The report asserts that disabled borrowers “confront a byzantine system that has resulted in many applicants’ being rejected for unclear reasons, and has led many others to simply give up. Despite demands for improvement from Congress, the courts, and its own internal watchdog, the [department] has repeatedly failed to heed basic recommendations for fixing the process.”
Cowin has found it nearly impossible to deal with the department.
“I have called so many times explaining the medical issue — and my continued medical issues — and no one is willing to help,” she says. “They tell us to fill out paperwork and then they will see what they can do. We have done so. This has happened at least three times. I have no idea where the paperwork [goes].”

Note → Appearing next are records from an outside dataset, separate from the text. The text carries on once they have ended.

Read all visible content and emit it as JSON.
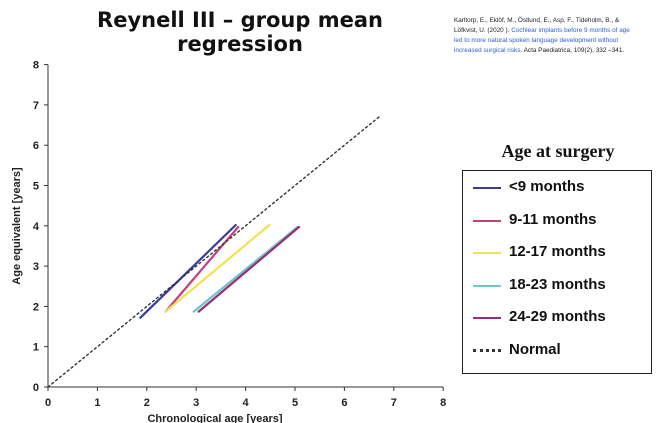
{
  "header": {
    "title": "Reynell III – group mean regression"
  },
  "citation": {
    "authors_line1": "Karltorp, E., Eklöf, M., Östlund, E., Asp, F., Tideholm, B., &",
    "authors_line2": "Löfkvist, U. (2020 ).",
    "link_line1": "Cochlear implants before 9 months of age",
    "link_line2": "led to more natural spoken language development without",
    "link_line3": "increased surgical risks",
    "journal": ". Acta Paediatrica, 109(2), 332 –341."
  },
  "legend": {
    "title": "Age at surgery",
    "items": [
      {
        "label": "<9 months",
        "color": "#3a3a9c",
        "style": "solid"
      },
      {
        "label": "9-11 months",
        "color": "#c43f7e",
        "style": "solid"
      },
      {
        "label": "12-17 months",
        "color": "#f3e24f",
        "style": "solid"
      },
      {
        "label": "18-23 months",
        "color": "#6fc6c6",
        "style": "solid"
      },
      {
        "label": "24-29 months",
        "color": "#9b2a7a",
        "style": "solid"
      },
      {
        "label": "Normal",
        "color": "#333333",
        "style": "dotted"
      }
    ]
  },
  "chart_data": {
    "type": "line",
    "title": "Reynell III – group mean regression",
    "xlabel": "Chronological age [years]",
    "ylabel": "Age equivalent [years]",
    "xlim": [
      0,
      8
    ],
    "ylim": [
      0,
      8
    ],
    "xticks": [
      "0",
      "1",
      "2",
      "3",
      "4",
      "5",
      "6",
      "7",
      "8"
    ],
    "yticks": [
      "0",
      "1",
      "2",
      "3",
      "4",
      "5",
      "6",
      "7",
      "8"
    ],
    "grid": false,
    "legend_position": "right",
    "series": [
      {
        "name": "<9 months",
        "color": "#3a3a9c",
        "style": "solid",
        "x": [
          1.87,
          3.8
        ],
        "y": [
          1.72,
          4.02
        ]
      },
      {
        "name": "9-11 months",
        "color": "#c43f7e",
        "style": "solid",
        "x": [
          2.38,
          3.85
        ],
        "y": [
          1.87,
          3.97
        ]
      },
      {
        "name": "12-17 months",
        "color": "#f3e24f",
        "style": "solid",
        "x": [
          2.38,
          4.48
        ],
        "y": [
          1.87,
          4.02
        ]
      },
      {
        "name": "18-23 months",
        "color": "#6fc6c6",
        "style": "solid",
        "x": [
          2.95,
          5.05
        ],
        "y": [
          1.87,
          3.97
        ]
      },
      {
        "name": "24-29 months",
        "color": "#9b2a7a",
        "style": "solid",
        "x": [
          3.05,
          5.08
        ],
        "y": [
          1.87,
          3.97
        ]
      },
      {
        "name": "Normal",
        "color": "#333333",
        "style": "dotted",
        "x": [
          0,
          6.7
        ],
        "y": [
          0,
          6.7
        ]
      }
    ]
  }
}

If private lenders send these types of borrowers to the proverbial default hell, and the department’s labyrinthine system prevents them from achieving any sort of relief, what can be done to solve two separate, but similar problems?
First, the department could take immediate steps to help bring relief to borrowers with disabilities and debilitating health problems. In fact, the Secretary has enough power that lobbying Congress would not be necessary. If streamlining the government is intended to make it more efficient in a way that is beneficial to citizens, here is another place that needs to be cleaned up. Although the department has made efforts to aid borrowers in these situations, there appears to be neither tangible nor positive results for distressed borrowers.
President Obama spoke about reducing the deficit and improving government in his last State of the Union Address: “We shouldn’t just give our people a government that’s more affordable. We should give them a government that’s more competent and efficient.” Here is an instance in which the department could clean up its inefficiencies to aid distressed, disabled and ill borrowers. Private lenders’ ruthless behavior could be curtailed if proper legislation were implemented that guaranteed the private lending sector would negotiate with borrowers like Schutz’s daughter.